I would submit to you, however, that it is un-American to allow many of our citizens to be uninsured, that it is un-American to shunt money away from a strong military in order to support a bloated, inefficient and fraud-laden health care system, that it is un-American not to be open and above board with the cost of what we do, the expense of that service and the profit that we make. Mostly, it is un-American to let this outrageous health care injustice continue.
And here is a second Republican voice:
My party, [is] the Republican Party ...
Obamacare does not deal with a key root problem – the private health-insurance model itself. ...
Richard Nixon once called Medicare “socialism,” but now it is supported by almost all Americans. Further, Medicare administrative costs are 3 percent while private insurance is more than 20 percent.
What should be proposed by the GOP to contain costs and improve access? My advice to my fellow Republicans is to employ your reason vs. your ideology.
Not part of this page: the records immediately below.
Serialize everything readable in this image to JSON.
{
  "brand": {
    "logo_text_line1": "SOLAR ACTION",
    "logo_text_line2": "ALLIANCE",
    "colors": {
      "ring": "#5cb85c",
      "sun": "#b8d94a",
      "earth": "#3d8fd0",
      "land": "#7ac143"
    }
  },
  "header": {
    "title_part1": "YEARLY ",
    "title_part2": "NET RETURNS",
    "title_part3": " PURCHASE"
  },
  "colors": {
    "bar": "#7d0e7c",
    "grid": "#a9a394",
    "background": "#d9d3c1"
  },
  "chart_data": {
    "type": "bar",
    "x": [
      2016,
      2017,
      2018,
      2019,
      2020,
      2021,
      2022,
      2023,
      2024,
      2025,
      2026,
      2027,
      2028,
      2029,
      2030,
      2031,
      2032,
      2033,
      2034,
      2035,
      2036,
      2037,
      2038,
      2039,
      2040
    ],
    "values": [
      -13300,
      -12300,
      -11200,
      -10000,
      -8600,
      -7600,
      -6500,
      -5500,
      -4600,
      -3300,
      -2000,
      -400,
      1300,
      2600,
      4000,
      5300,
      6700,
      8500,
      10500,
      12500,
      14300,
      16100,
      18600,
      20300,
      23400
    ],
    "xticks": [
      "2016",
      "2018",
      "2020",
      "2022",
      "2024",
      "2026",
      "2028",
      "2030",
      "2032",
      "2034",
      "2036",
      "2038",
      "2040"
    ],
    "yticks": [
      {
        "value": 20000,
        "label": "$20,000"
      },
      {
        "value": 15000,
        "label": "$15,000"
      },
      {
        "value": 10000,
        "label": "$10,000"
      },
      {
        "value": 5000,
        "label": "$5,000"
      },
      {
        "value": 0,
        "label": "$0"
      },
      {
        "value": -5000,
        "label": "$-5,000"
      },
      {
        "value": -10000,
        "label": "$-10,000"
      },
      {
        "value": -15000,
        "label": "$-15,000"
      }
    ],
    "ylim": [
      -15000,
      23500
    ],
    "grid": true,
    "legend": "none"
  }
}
Government health insurance is the solution, not the problem. The GOP should promote a single-payer system – Medicare for all.
People who care about saving many thousands of lives (and money) based on policy instead of party would do well to look for support for single payer wherever they can find it. My knowledge of state politics is not great, and obviously, the numbers here are small, but Republicans who help advance the cause of single payer need to be supported, and not demonized.
NOTE Incidentally, Kucicich's provision to allow single payer waivers in the states was backed by 13 House Republicans.